It's taken almost two decades but SantaCon has finally surpassed St. Patrick's Day for widespread drunken revelry and lamentable P.R.
On Saturday tens of thousands of intoxicated 20 and 30-somethings dressed up as Santa Claus and invaded Manhattan (and elsewhere) to participate in another epic barroom bender, dressed in the red and white costumes they bought in bulk from Amazon (usually they step out as Kris Kringle or one of his pointy eared elves).
Call it a ho-ho-horror. It may be the most wonderful time of the year for kids, but it's a Yuletide yuck-fest for almost everyone else thanks to all these salacious Santas.
What's undeniable is that SantaCon has surpassed St. Patrick's Day in New York City in terms of public order offenses (just ask the long suffering NYPD, who have taken to sending warning letters to bar owners in midtown asking them not to participate in this annual farce). Last year they issued 100 summonses.
How do we know that SantaCon has become cultural ebola? Because the gays despise it and they're usually first in line for any opportunity to dress up and party.
Take a quick census of the gay bars of Hells Kitchen, one of the undisputed gay villages of Manhattan, and you'll find the red and white wearing hordes are no longer welcome in their establishments (and for good measure they will read you to filth if you even try).
You really have to work at getting thrown out of a gay bar, because they're freewheeling do your own thing havens, but these red coated ragers have managed it though sexism, homophobia, drunkenness and public vomiting.

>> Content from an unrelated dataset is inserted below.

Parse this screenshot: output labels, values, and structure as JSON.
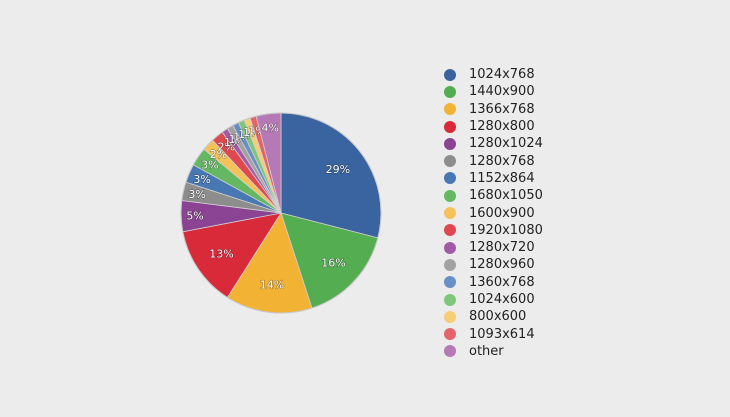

It takes a lot to tilt LGBT tolerance over into the red zone, but another high-five of bros busy relieving themselves on the city streets achieved it years ago.
Some counter that SantaCon is all just good fun, but that's only true your concept of good fun hasn't progressed past the keggers and frat house hazing of your rapidly receding youth.
Critics claim there's a level of nihilistic joylessness to SantaCon that is uniquely its own. That's why the efforts of both pranksters and public interest groups have been trying to curtail it since it first stepped out here in 1998.
Isn't it good to think that all the lush leprechauns of march are finally getting a better rap?